Laurie did not appear in another film until she accepted Margaret White's role in the horror film Carrie (1976). She received an Academy Award for her role as the actress's contribution to the film, as well as the commercial success of the film, relaunched her career. Sissy Spacek, her co-star, praised her acting ability: "She is a marvelous actress." She never does what you want her to do -- she never disappoints you with her approach to a scene.
In 1979, she appeared in the Australian film Tim opposite Mel Gibson as Mary Horton. Laurie moved to California after her 1981 divorce. Mrs. Norman in Children of a Lesser God (1986), she received her third Oscar nomination for her role.
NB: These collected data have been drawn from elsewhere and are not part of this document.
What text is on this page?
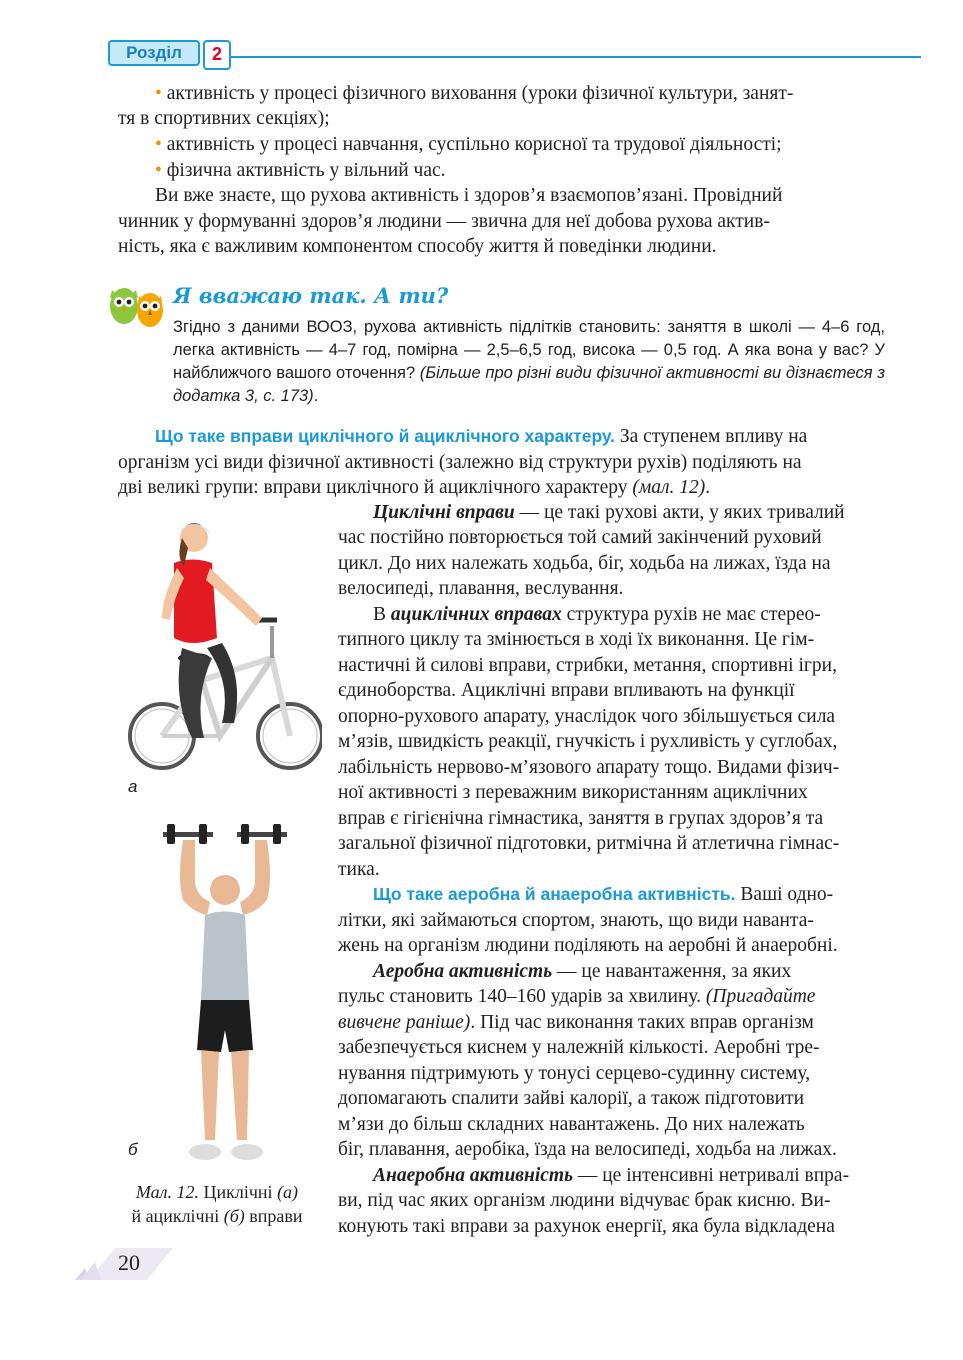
Розділ	2
• активність у процесі фізичного виховання (уроки фізичної культури, занят-
тя в спортивних секціях);
• активність у процесі навчання, суспільно корисної та трудової діяльності;
• фізична активність у вільний час.
Ви вже знаєте, що рухова активність і здоров’я взаємопов’язані. Провідний
чинник у формуванні здоров’я людини — звична для неї добова рухова актив-
ність, яка є важливим компонентом способу життя й поведінки людини.
Я вважаю так. А ти?
Згідно з даними ВООЗ, рухова активність підлітків становить: заняття в школі — 4–6 год, легка активність — 4–7 год, помірна — 2,5–6,5 год, висока — 0,5 год. А яка вона у вас? У найближчого вашого оточення? (Більше про різні види фізичної активності ви дізнаєтеся з додатка 3, с. 173).
Що таке вправи циклічного й ациклічного характеру. За ступенем впливу на
організм усі види фізичної активності (залежно від структури рухів) поділяють на
дві великі групи: вправи циклічного й ациклічного характеру (мал. 12).
а
б
Мал. 12. Циклічні (а)
й ациклічні (б) вправи
Циклічні вправи — це такі рухові акти, у яких тривалий
час постійно повторюється той самий закінчений руховий
цикл. До них належать ходьба, біг, ходьба на лижах, їзда на
велосипеді, плавання, веслування.
В ациклічних вправах структура рухів не має стерео-
типного циклу та змінюється в ході їх виконання. Це гім-
настичні й силові вправи, стрибки, метання, спортивні ігри,
єдиноборства. Ациклічні вправи впливають на функції
опорно-рухового апарату, унаслідок чого збільшується сила
м’язів, швидкість реакції, гнучкість і рухливість у суглобах,
лабільність нервово-м’язового апарату тощо. Видами фізич-
ної активності з переважним використанням ациклічних
вправ є гігієнічна гімнастика, заняття в групах здоров’я та
загальної фізичної підготовки, ритмічна й атлетична гімнас-
тика.
Що таке аеробна й анаеробна активність. Ваші одно-
літки, які займаються спортом, знають, що види наванта-
жень на організм людини поділяють на аеробні й анаеробні.
Аеробна активність — це навантаження, за яких
пульс становить 140–160 ударів за хвилину. (Пригадайте
вивчене раніше). Під час виконання таких вправ організм
забезпечується киснем у належній кількості. Аеробні тре-
нування підтримують у тонусі серцево-судинну систему,
допомагають спалити зайві калорії, а також підготовити
м’язи до більш складних навантажень. До них належать
біг, плавання, аеробіка, їзда на велосипеді, ходьба на лижах.
Анаеробна активність — це інтенсивні нетривалі впра-
ви, під час яких організм людини відчуває брак кисню. Ви-
конують такі вправи за рахунок енергії, яка була відкладена
20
She was given an Emmy for her role in Promise, a television film starring James Garner and James Woods. She appeared in The Destiny of Me off-Broadway in 1992 and 1999, and Julie Hagerty, Buck Henry, Frances Sternhagen, and Estelle Parsons appeared in Paul Osborn's The Destiny of Me.
In 1990–1991, she appeared in David Lynch's television series Twin Peaks as the devious Catherine Martell. She appeared in Other People's Money (1991), as well as in horror maestro Dario Argento's first American film Trauma (1993). On ER, she played George Clooney's mother. She appeared in Patty Duke's film A Christmas Memory in 1997, and in 1998, she appeared in The Faculty, a sci-fi thriller. She appeared on television shows including Frasier, Matlock, State of Grace, and Will & Grace. Laurie appeared in Cold Case and in a 2001 episode of Law & Order's "Care," in which she played an adoptive mother and foster grandmother who murdered one of the foster grandchildren in her daughter's custody and abused her adoptedive son and foster grandchildren.
Toni Collette, the opposite actress of Eulogy (2004) and The Dead Girl (2006), returned to the big screen for independent films. Rainn Wilson's mother appeared in Hesher in 2010 and in 2018, she appeared in White Boy Rick as the grandmother of the title character.